I remember a passage my lord Bolingbroke told me; that going to receive prince Eugene of Savoy at his landing, in order to conduct him immediately to the queen, the prince said, he was much concerned that he could not see her majesty that night; for monsieur Hoffman (who was then by) had assured his highness that he could not be admitted into her presence with a tied up periwig; that his equipage was not arrived; and that he had endeavoured in vain to borrow a long one among all his valets and pages. My lord turned the matter into a jest, and brought the prince to her majesty; for which he was highly censured by the whole tribe of gentlemen ushers; among whom monsieur Hoffman, an old dull resident of the emperor's, had picked up this material point of ceremony; and which, I believe, was the best lesson he had learned in five and twenty years residence.

I make a difference between good manners and good breeding; although, in order to vary my expression, I am sometimes forced to confound them. By the first, I only understand the art of remembering and applying certain settled forms of general behaviour. But good breeding is of a much larger extent; for, beside an uncommon degree of literature sufficient to qualify a gentleman for reading a play or a political pamphlet, it takes in a great compass of knowledge; no less than that of dancing, fighting, gaming, making the circle of Italy, riding the great horse, and speaking French; not to mention some other secondary or subaltern accomplishments, which are more easily acquired. So that the difference between good breeding and good manners lies in this; that the former cannot be attained to by the best understandings without study and labour: whereas a tolerable degree of reason will instruct us in every part of good manners, without other assistance.

I can think of nothing more useful upon this subject, than to point out some particulars, wherein the very essentials of good manners are concerned, the neglect or perverting of which does very much disturb the good commerce of the world, by introducing a traffick of mutual uneasiness in most companies.

First, a necessary part of good manners is a punctual observance of time at our own dwellings, or those of others, or at third places; whether upon matter of civility, business, or diversion; which rule, though it be a plain dictate of common reason, yet the greatest minister I ever knew was the greatest trespasser against it; by which all his business doubled upon him, and placed him in a continual arrear. Upon which I often used to rally him, as deficient in point of good manners. I have known more than one ambassador, and secretary of state, with a very moderate portion of intellectuals, execute their offices with good success and applause, by the mere force of exactness and regularity. If you duly observe time for the service of another, it doubles the obligation; if upon your own account, it would be manifest folly, as well as ingratitude, to neglect it; if both are concerned, to make your equal or inferiour attend on you to his own disadvantage, is pride and injustice.
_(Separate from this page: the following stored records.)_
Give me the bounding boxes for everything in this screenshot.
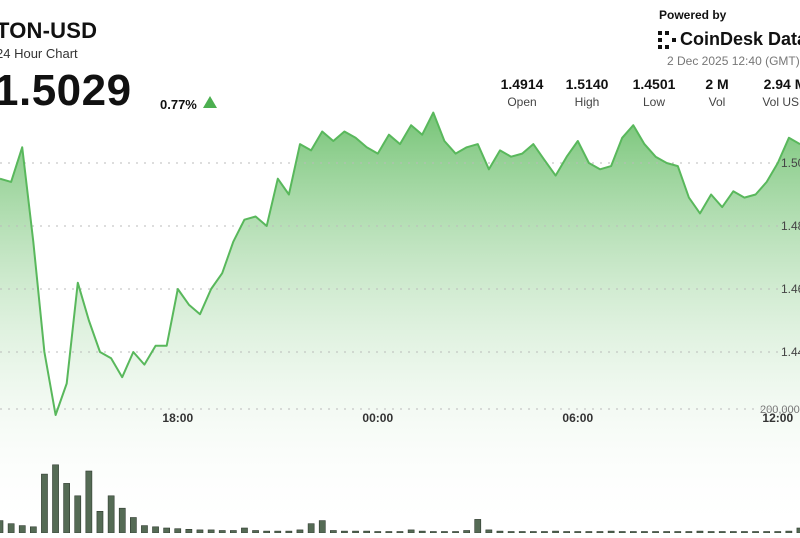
x-tick-label: 06:00	[562, 411, 593, 425]
stat-value: 1.5140	[565, 76, 609, 92]
stat-vol-usd: 2.94 M Vol USD	[750, 76, 800, 109]
volume-bar	[96, 510, 104, 534]
y-tick-label: 1.46	[781, 282, 800, 296]
stat-label: High	[574, 95, 600, 109]
brand-name: CoinDesk Data	[680, 29, 800, 49]
brand-logo[interactable]: CoinDesk Data	[658, 29, 800, 50]
volume-bar	[118, 507, 126, 534]
volume-bar	[130, 517, 137, 534]
coindesk-logo-icon	[658, 30, 676, 49]
stat-value: 1.4914	[500, 76, 544, 92]
volume-bar	[18, 525, 26, 534]
stat-vol: 2 M Vol	[682, 76, 752, 109]
y-tick-label: 1.50	[781, 156, 800, 170]
volume-bar	[318, 520, 326, 534]
volume-tick-label: 200,000	[760, 404, 800, 416]
y-tick-label: 1.44	[781, 345, 800, 359]
x-tick-label: 18:00	[162, 411, 193, 425]
x-tick-label: 12:00	[762, 411, 793, 425]
volume-bar	[174, 528, 182, 534]
timestamp: 2 Dec 2025 12:40 (GMT)	[667, 54, 800, 68]
volume-bar	[41, 473, 48, 534]
stat-label: Open	[507, 95, 537, 109]
price-area	[0, 112, 800, 533]
stat-label: Low	[642, 95, 665, 109]
stat-open: 1.4914 Open	[487, 76, 557, 109]
volume-bar	[29, 526, 37, 534]
volume-bar	[163, 527, 171, 534]
chart-subtitle: 24 Hour Chart	[0, 46, 78, 61]
current-price: 1.5029	[0, 66, 132, 115]
pair-title: TON-USD	[0, 18, 98, 43]
volume-bar	[141, 525, 148, 534]
volume-bar	[85, 470, 93, 534]
volume-bar	[474, 519, 482, 534]
stat-value: 1.4501	[632, 76, 676, 92]
volume-bar	[0, 520, 4, 534]
volume-bar	[63, 483, 70, 534]
stat-label: Vol USD	[762, 95, 800, 109]
x-tick-label: 00:00	[362, 411, 393, 425]
volume-bar	[107, 495, 115, 534]
stat-high: 1.5140 High	[552, 76, 622, 109]
volume-bar	[74, 495, 82, 534]
stat-value: 2 M	[705, 76, 729, 92]
volume-bar	[152, 526, 159, 534]
volume-bar	[241, 527, 248, 534]
up-arrow-icon	[203, 96, 217, 108]
volume-bar	[52, 464, 59, 534]
stat-low: 1.4501 Low	[619, 76, 689, 109]
y-tick-label: 1.48	[781, 219, 800, 233]
volume-bar	[7, 523, 15, 534]
volume-bar	[185, 528, 193, 534]
volume-bar	[307, 523, 315, 534]
stat-label: Vol	[708, 95, 726, 109]
stat-value: 2.94 M	[763, 76, 800, 92]
price-line	[0, 111, 800, 416]
powered-by-label: Powered by	[659, 8, 727, 22]
price-change: 0.77%	[160, 97, 197, 112]
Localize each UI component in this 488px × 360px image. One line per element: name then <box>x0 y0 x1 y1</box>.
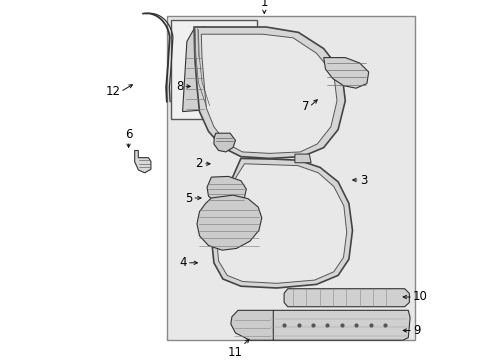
Text: 1: 1 <box>260 0 267 9</box>
Polygon shape <box>323 58 368 88</box>
Text: 8: 8 <box>176 80 183 93</box>
Text: 6: 6 <box>124 128 132 141</box>
Bar <box>170 20 257 119</box>
Text: 4: 4 <box>179 256 186 269</box>
Polygon shape <box>294 154 310 163</box>
Polygon shape <box>194 27 345 158</box>
Polygon shape <box>206 176 246 204</box>
Text: 3: 3 <box>359 174 366 186</box>
Text: 12: 12 <box>105 85 120 98</box>
Polygon shape <box>197 195 261 250</box>
Text: 7: 7 <box>301 100 309 113</box>
Polygon shape <box>134 150 151 173</box>
Bar <box>167 16 415 340</box>
Polygon shape <box>213 133 235 152</box>
Polygon shape <box>284 289 408 307</box>
Text: 10: 10 <box>412 291 427 303</box>
Polygon shape <box>182 27 208 112</box>
Polygon shape <box>211 158 352 288</box>
Polygon shape <box>201 34 336 153</box>
Polygon shape <box>216 164 346 283</box>
Text: 5: 5 <box>184 192 192 204</box>
Polygon shape <box>230 310 273 340</box>
Text: 9: 9 <box>412 324 420 337</box>
Polygon shape <box>267 310 409 340</box>
Text: 11: 11 <box>227 346 242 359</box>
Polygon shape <box>216 31 226 108</box>
Text: 2: 2 <box>195 157 203 170</box>
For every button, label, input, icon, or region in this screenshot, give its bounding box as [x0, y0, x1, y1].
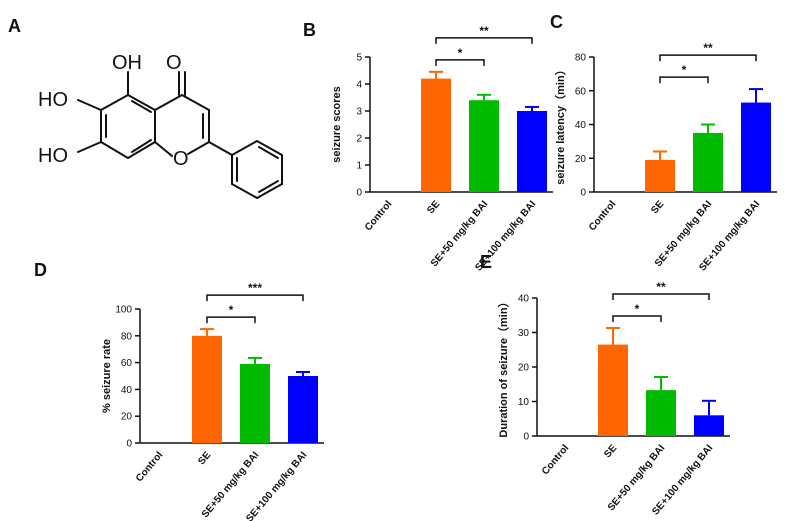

Ignorance of forms cannot properly be styled ill manners: because forms are subject to frequent changes; and consequently, being not founded upon reason, are beneath a wise man's regard. Besides, they vary in every country; and after a short period of time, very frequently in the same; so that a man, who travels, must needs be at first a stranger to them in every court through which he passes; and, perhaps, at his return, as much a stranger in his own; and after all, they are easier to be remembered or forgotten than faces or names.

Indeed, among the many impertinencies that superficial young men bring with them from abroad, this bigotry of forms is one of the principal, and more predominant than the rest; who look upon them not only as if they were matters capable of admitting of choice, but even as points of importance; and are therefore zealous upon all occasions to introduce and propagate the new forms and fashions they have brought back with them: So that, usually speaking, the worst bred person in company, is a young traveller just returned from abroad.

  1. Which lord Chesterfield thus defines, "the respect of much good sense, some good nature, and a little self-denial for the sake of others, and with a view to obtain the same indulgence from them." See Letter clxviii, the whole of which is professedly on this subject.